Untitled, 1950’s, Hans W. Silvester. Swiss, born in 1938.
I didn't have anything I wanted to post for Throwback Thursday, and then this photo popped up on my Pinterest feed, and I was arrested. Every inch of this photo screams "Nikita" to me. From the dark, tousled hair, to that bit of his expression we can see; the hand to his mouth; the emotion, the misery, the inner conflict; the heavy dark coat, as much costume as it is warming comfort; down to the cigarette held beneath the table, the vice that never calms him, but which he can't kick out of vain hope that one day it will. It could only be more perfect if it was a tumbler of vodka, rather than a pint of beer, sitting in front of him.

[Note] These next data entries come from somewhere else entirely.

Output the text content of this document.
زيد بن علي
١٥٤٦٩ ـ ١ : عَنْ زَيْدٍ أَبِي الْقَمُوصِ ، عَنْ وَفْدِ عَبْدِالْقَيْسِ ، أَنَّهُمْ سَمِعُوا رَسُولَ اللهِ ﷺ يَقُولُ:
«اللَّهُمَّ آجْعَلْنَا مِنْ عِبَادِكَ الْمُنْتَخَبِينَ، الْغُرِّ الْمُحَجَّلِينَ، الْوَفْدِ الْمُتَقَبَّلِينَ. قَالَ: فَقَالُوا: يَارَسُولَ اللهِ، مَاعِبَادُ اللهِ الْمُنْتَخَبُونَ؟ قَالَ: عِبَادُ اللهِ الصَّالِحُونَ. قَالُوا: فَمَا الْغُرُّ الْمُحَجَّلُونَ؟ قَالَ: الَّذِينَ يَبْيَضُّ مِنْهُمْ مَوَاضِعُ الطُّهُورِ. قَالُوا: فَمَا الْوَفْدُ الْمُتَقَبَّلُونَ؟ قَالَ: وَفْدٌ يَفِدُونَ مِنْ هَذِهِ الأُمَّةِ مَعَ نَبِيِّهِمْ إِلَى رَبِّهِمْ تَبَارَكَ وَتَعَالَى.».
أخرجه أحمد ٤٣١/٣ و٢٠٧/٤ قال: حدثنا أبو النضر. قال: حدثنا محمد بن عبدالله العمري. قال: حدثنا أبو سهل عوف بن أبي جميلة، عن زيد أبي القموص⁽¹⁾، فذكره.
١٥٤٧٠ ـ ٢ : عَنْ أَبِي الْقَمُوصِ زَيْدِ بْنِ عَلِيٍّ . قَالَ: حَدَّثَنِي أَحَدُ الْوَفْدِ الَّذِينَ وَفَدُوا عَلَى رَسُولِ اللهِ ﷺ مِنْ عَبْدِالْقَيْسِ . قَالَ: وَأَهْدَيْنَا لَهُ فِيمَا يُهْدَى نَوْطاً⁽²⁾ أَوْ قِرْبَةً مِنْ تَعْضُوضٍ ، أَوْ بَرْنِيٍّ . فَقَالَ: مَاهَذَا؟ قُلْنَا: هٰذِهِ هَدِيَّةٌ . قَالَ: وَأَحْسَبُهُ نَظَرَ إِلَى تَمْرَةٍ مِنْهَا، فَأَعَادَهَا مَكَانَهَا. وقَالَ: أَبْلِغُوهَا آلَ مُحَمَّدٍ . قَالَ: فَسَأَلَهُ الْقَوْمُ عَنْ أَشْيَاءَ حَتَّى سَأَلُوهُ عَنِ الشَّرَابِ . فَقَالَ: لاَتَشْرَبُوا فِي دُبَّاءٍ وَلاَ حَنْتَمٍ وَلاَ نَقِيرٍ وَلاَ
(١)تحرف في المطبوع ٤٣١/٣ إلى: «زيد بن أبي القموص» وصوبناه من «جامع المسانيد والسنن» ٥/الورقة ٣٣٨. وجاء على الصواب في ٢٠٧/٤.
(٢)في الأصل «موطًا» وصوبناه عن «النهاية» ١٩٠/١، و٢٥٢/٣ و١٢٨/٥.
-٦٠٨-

The caption says it was taken in the fifties, and in canon, Nik and Sasha were living in LA in the fifties. Nikita was working for a gangster, and pining, and brooding, and all the charms of palm trees and warm nights and raucous clubs were lost on him. He belonged somewhere cold. Somewhere where the outer landscape reflected his inner landscape.
On New Year's Day, 2017, I dragged my pneumonia-ridden self to my desk chair, and I wrote a scene about a man in a blood-splashed black coat striding down the halls of the Kremlin. I've written dozens of characters, and I'll write dozens more, but Nik was special from the first. I knew him, from the first sentence. I knew all his deepest fears, and his darkest secrets. I'm not the most patient of writers, so it's been an exercise in extreme patience taking him from that moment, to the hard-earned moments we see in Golden Eagle. I'm so happy for him. So proud of him.
I can't wait to share the next chapter of his journey with you all in a few weeks.